In a surprising turn of events Apple chose to unveil its new M4 chip alongside the new iPad Pro model. Unlike its predecessors which varied in GPU core count, this one comes in two variants- one with a 9-core CPU and the other with 10 cores. The latter has now shown up on Geekbench (H/T @negativeonehero on X).
The 10-core Apple M4 is benchmarked on Geekbench's Core ML Neural Engine Inference test, where it scores 9,234 points. Its previous-gen counterpart, the M2-powered iPad Pro, scores 7,393 in the same benchmark.
In essence, the Apple M4's NPU is about 24% faster than the Apple M2, at least in this test. It would be unfair to draw a comparison with an Apple M3 (8,331) because the chip only ever powered laptop and not iPads.

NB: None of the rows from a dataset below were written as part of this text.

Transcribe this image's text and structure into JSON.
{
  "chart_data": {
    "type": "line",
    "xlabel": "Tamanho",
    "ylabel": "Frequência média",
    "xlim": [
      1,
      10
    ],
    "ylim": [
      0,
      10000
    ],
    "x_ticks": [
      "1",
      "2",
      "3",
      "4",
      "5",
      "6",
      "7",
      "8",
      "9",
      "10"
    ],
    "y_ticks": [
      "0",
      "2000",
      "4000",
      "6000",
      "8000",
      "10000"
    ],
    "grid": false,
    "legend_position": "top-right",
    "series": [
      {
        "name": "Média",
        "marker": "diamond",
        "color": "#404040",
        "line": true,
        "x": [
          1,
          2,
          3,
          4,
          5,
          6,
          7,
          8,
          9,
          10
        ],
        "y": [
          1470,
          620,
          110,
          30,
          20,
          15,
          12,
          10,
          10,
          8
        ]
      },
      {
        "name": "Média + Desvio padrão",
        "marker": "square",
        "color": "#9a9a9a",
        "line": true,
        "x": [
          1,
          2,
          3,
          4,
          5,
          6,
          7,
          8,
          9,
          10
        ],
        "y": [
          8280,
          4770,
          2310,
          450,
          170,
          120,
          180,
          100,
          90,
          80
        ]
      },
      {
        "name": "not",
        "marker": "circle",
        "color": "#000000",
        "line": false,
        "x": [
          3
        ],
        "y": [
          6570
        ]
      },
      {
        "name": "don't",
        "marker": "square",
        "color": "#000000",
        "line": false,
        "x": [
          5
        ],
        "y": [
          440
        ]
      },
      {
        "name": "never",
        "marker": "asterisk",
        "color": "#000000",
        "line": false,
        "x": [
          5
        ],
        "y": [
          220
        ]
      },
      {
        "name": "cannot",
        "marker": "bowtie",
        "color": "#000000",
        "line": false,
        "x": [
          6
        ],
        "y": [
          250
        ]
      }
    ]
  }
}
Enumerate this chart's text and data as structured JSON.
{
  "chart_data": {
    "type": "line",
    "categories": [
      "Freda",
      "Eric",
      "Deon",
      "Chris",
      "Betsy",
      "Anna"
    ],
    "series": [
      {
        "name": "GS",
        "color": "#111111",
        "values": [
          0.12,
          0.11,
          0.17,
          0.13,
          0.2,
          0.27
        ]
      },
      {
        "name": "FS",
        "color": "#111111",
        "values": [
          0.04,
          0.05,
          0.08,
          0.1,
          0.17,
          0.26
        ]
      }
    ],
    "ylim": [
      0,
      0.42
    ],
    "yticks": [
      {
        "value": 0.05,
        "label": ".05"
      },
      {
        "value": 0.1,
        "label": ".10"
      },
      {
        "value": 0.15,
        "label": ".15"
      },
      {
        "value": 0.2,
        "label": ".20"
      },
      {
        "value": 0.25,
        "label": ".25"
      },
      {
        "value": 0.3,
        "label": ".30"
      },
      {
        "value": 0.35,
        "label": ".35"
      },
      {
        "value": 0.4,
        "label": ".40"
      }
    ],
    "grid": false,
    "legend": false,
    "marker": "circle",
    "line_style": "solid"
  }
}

The listing also reveals a slight reduction in clock speed, with its CPU operating at 3.93 GHz (vs 4.05 GHz on the Apple M3). Furthermore, the iPad Pro in question seems to be running an early version of iPadOS 18.
While the Apple M4 delivers a decent performance uplift on the NPU side, it'll be interesting to see if it carries over to the CPU and GPU. An increase in multi-core performance is imminent due to the extra CPU cores, but single-core might take a hit due to slower clocks.